Problem: Currently information about tables we have in production are scattered (e.g. list of private tables) or non-existent (asking questions on "what is pif_edits table and what it's been doing in our production?"). This is also hindering our ability to automate more work (between-replicas comparison checks, over-arching drift tracking, etc. etc.).
Proposal: Introduce a file in puppet containing information on tables. Something like this:
version: 1 tables: - name: abuse_filter source: abusefilter canonicality: canonical visibility: partially public - name: urlshortcodes sections: - x1 dbs: - wikishared source: urlshortener canonicality: canonical visibility: public - name: flaggedtemplates dblist: flaggedrevs.dblist status: dropped canonicality: partially canonical visibility: public sources: abusefilter: - path: extensions/AbuseFilter/db_patches/tables.json gerrit: https://gerrit.wikimedia.org/r/plugins/gitiles/mediawiki/extensions/AbuseFilter/+/refs/heads/master/db_patches/tables.json
Then this could become the foundation for many usecases and replacing ad-hoc table listings.

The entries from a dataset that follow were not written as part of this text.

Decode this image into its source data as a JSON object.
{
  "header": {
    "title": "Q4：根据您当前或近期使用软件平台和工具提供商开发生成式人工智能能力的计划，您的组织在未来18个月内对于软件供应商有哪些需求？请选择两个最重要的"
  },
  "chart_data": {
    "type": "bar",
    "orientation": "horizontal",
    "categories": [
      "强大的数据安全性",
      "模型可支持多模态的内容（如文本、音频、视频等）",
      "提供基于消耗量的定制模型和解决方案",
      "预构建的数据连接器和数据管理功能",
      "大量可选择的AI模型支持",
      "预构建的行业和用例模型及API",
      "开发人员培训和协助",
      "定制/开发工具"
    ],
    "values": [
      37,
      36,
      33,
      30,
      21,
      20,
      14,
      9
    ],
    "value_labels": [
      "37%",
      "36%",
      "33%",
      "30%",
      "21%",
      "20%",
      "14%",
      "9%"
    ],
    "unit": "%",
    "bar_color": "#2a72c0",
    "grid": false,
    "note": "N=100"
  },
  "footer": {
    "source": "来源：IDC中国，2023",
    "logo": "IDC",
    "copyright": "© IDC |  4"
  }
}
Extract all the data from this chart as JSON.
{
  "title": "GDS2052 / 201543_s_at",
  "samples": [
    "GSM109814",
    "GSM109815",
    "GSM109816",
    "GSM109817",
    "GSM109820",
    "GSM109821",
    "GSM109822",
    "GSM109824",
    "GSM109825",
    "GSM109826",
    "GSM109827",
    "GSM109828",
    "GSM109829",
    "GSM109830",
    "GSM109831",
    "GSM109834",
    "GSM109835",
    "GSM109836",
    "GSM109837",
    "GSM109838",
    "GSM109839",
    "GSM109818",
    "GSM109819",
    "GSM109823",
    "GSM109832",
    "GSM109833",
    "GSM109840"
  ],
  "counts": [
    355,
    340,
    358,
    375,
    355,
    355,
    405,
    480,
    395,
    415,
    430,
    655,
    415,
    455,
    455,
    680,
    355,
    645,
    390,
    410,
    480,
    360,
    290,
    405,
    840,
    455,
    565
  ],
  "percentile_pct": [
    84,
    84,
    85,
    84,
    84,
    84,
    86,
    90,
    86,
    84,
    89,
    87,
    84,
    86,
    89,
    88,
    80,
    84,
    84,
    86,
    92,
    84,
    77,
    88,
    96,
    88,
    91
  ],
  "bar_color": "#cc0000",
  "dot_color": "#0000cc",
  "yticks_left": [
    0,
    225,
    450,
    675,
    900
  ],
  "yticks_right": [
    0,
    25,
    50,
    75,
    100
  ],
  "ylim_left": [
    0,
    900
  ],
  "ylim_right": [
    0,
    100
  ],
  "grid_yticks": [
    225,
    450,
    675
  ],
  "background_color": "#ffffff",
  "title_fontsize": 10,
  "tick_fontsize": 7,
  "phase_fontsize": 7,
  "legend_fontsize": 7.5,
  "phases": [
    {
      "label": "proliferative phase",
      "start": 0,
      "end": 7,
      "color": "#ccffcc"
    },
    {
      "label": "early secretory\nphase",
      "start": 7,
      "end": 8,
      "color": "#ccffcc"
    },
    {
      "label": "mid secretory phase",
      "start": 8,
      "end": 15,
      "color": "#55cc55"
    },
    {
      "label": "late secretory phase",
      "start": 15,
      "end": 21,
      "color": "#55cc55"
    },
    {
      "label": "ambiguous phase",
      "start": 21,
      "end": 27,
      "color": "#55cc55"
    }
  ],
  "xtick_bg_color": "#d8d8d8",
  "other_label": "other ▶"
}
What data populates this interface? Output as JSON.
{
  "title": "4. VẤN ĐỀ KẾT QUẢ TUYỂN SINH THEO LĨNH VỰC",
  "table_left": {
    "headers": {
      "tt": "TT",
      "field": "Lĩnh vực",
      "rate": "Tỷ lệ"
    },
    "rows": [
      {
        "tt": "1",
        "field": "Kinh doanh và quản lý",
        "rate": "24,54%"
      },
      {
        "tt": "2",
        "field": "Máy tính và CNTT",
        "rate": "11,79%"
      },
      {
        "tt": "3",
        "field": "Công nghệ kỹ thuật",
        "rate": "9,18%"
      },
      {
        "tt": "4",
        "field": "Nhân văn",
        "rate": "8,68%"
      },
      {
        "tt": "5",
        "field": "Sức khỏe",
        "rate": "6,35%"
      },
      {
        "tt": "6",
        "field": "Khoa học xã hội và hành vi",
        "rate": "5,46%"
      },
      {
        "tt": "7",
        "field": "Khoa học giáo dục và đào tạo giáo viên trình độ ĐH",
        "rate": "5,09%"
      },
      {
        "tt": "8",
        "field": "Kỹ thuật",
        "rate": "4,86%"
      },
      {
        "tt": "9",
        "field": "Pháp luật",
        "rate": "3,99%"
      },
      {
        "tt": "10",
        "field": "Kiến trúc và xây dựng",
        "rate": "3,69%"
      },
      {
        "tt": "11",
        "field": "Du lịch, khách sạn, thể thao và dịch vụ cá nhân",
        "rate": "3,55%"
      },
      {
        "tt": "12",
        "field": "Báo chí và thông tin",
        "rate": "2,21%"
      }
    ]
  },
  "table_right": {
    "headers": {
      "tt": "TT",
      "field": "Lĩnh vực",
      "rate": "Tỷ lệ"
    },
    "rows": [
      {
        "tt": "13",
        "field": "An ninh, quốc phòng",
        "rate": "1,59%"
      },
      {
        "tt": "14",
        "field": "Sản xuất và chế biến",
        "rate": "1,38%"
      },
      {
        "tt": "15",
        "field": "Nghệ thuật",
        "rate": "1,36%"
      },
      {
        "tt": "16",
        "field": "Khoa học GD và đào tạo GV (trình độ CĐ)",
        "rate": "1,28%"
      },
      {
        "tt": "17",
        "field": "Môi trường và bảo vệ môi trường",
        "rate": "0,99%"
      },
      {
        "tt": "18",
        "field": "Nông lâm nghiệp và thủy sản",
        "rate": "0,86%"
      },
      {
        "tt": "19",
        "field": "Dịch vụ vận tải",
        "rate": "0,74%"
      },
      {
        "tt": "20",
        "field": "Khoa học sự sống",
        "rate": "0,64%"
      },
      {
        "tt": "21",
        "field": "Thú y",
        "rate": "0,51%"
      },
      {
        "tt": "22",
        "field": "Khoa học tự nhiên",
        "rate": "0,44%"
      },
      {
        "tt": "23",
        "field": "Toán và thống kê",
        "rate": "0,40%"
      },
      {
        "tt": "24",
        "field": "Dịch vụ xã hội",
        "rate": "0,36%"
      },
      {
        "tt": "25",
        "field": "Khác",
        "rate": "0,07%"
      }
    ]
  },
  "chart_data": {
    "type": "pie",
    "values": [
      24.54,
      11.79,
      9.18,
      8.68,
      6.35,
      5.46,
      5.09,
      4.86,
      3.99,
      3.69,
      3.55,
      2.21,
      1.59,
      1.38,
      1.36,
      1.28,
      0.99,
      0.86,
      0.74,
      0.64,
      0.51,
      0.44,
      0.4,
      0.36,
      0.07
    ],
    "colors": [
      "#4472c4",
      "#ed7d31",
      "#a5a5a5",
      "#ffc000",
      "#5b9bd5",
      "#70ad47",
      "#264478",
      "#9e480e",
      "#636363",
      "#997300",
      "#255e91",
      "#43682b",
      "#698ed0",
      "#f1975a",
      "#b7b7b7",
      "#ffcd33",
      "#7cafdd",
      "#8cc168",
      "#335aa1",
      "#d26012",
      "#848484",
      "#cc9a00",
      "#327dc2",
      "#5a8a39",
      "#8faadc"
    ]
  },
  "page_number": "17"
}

It also could be easily pull in to doc.wikimedia.org hosts and served in a more user-friendly way (search, filtering, all that jazz).
Notes:
- This will grow way too large, to avoid that:
- MediaWiki and non-MW tables should have their own catalogues. That way we can also start with mediawiki and then move forward with non-mw tables in a different dedicated file.
- We need a lot of defaults and if omitted, it means "the default". e.g. dblist = all, sections: s1-s8, db: wiki's db, status: active
- Part of reviewing and approving new tables should be adding the new table to the catalogue
Comments?